The art treatments on these guides, usually collages of the endorsed products, function as impressionistic dreamscapes of idealized maleness—all matte black and wood grain and tawny hides, reveries of blades and flames and dead animals and permission, granted by alcohol, to act a fool. There’s nothing holiday- or gift-specific about these cornucopias, which could stand on their own as macho vision boards. But in an era that defines identities by what they choose to consume and seek to acquire, compiling a shopping list for an amorphous, anonymous member of a single gender is a good way to boil down the mythology around that gender to its undiluted essence.
So it stands to reason that holiday gift guides for women are similarly bound to a gendered archetype.

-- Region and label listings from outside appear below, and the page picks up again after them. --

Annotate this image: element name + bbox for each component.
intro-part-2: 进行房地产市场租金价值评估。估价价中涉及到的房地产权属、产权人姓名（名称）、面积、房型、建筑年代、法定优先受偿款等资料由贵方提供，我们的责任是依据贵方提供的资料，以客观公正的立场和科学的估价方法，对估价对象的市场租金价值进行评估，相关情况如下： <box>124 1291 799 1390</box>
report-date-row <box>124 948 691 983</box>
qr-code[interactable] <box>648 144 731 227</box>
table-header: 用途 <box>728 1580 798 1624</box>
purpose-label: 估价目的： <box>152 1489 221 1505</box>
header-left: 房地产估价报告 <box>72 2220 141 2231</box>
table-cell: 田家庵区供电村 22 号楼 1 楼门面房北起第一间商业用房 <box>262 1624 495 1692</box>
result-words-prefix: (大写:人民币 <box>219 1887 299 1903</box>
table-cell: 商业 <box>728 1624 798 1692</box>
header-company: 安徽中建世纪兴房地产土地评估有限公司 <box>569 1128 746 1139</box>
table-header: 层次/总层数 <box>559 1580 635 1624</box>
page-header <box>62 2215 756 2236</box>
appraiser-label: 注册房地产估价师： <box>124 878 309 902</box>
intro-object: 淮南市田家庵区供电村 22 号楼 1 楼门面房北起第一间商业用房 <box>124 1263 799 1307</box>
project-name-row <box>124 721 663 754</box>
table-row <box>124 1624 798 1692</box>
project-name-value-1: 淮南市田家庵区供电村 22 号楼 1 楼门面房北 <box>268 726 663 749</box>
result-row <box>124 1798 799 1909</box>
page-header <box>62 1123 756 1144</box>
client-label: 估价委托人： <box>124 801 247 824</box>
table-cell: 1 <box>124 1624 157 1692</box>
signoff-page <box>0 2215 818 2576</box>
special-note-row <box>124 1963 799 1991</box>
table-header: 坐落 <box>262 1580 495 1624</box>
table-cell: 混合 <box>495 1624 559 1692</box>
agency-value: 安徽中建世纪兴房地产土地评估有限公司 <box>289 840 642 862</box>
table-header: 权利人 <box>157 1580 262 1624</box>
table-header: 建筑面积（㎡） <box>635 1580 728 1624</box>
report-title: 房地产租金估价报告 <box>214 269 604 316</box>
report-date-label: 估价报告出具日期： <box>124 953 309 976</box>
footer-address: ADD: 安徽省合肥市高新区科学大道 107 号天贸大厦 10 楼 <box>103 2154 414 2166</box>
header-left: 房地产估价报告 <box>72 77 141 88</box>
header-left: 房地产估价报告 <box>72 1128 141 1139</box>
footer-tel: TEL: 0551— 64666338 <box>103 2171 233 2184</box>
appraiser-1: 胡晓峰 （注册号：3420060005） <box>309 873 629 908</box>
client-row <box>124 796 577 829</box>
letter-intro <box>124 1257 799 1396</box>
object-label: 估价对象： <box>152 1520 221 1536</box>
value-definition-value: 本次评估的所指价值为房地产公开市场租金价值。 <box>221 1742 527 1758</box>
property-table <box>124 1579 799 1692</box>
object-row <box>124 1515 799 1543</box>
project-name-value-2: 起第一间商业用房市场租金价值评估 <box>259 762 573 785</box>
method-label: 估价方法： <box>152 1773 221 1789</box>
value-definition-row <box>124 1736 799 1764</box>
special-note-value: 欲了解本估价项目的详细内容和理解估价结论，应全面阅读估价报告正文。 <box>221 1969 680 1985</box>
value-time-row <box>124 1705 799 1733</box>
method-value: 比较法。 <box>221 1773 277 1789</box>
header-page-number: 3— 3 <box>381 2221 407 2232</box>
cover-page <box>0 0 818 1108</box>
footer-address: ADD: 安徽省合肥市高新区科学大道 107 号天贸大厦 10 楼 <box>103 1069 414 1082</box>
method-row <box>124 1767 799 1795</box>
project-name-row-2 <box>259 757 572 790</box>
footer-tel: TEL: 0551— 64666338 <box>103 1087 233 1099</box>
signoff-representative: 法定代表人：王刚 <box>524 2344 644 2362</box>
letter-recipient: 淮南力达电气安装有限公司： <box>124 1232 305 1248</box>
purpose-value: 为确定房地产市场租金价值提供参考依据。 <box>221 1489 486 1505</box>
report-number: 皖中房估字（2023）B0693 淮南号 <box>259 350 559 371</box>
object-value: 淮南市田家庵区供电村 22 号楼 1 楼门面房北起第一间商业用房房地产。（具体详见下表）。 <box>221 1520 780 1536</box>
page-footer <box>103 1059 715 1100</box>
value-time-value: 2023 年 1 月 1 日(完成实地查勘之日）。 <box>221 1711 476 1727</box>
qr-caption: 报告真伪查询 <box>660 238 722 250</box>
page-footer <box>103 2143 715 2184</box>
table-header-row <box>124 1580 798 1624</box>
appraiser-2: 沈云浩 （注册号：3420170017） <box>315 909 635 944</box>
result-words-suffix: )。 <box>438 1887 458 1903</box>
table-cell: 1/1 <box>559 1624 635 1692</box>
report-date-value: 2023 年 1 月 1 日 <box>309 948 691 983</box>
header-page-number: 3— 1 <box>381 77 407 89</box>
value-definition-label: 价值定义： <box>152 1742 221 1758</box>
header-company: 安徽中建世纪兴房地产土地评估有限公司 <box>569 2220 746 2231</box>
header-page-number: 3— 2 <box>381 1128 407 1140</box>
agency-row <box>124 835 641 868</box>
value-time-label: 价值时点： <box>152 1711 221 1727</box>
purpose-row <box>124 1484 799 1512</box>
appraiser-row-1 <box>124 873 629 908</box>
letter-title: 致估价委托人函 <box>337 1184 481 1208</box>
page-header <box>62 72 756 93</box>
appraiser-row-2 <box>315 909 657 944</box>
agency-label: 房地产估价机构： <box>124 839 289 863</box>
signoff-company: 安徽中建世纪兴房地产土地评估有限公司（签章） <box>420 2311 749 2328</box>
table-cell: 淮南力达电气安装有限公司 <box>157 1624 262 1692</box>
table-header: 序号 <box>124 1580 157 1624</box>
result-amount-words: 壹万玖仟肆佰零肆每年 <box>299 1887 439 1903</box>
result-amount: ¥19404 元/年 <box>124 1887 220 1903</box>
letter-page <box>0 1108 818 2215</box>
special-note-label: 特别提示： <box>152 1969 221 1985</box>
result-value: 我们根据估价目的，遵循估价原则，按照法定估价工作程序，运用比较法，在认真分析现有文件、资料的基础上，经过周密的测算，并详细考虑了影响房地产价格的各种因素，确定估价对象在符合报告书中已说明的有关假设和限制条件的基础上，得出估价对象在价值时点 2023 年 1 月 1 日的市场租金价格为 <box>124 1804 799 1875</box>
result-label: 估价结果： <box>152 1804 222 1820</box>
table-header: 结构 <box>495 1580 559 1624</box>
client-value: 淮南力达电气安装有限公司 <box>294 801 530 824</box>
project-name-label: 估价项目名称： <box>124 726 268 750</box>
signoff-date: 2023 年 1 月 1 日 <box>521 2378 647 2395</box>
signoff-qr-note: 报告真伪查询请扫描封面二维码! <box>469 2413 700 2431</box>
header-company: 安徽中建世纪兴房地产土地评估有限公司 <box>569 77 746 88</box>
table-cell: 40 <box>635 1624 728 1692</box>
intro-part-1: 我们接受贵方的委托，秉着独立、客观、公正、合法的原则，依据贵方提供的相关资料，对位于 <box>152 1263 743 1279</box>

Mashable recommends voice-activated home assistants for both men and women, but on the latter list the gadget is an Amazon Echo Look—a machine specifically designed to help women choose outfits and manage their wardrobes. Esquire’s list for women includes three mentions of alcohol: a wine club and two different bottles of rosé Champagne. Good Housekeeping thinks people of all genders can appreciate a good board game. For the men in your life, there’s Beeropoly. For the women, Monopoly with a Golden Girls theme.
Taken together, the two genders of gift guides make a profound statement about the differing degrees to which society enforces masculine norms versus feminine ones. It’s a lot easier to imagine women relishing products from the men’s lists than the other way around, both because masculinity has narrower, more zealously policed parameters and because manhood is often considered the norm from which feminine things divert. That’s why there’s a standard Cortana smart speaker for men and an Echo Look for women, regular Champagne for the boys and sparkling pink stuff for the girls.
Holiday gift guides are also a good example of how patriarchy hurts the very men it’s supposed to benefit. Multiple publications that I looked at for this story offered a single generic guide for men and a few more-specific ones for women, usually segmented by relationship (mom, grandmother, wife), age, or interests. Men, too, are multifarious and change over time! They deserve gift guides to match!
Our constricted conception of masculinity has propped up bad, chest-thumping gift ideas for far too long. No object makes the damage plainer than the whiskey stone. Ice can neutralize a ton of heat, since the heat it absorbs makes it melt into cold water that continues to cool the whiskey around it. Whiskey stones just get warm, returning the drink to room temperature in less than the time it takes to finish it. And Gear Patrol points out that pro whiskey tasters purposely water down their beverages, little by little, to savor the shifting flavors the liquor produces as it’s diluted. The men of the holiday gift guide will never experience such pleasure. They could be enjoying a variety of beverages, all at various appropriate temperatures and concentrations, opened with easy-to-use implements instead of swords. Instead, they’re stuck with one color on the liquor spectrum, sucking a warm glass filled with rocks.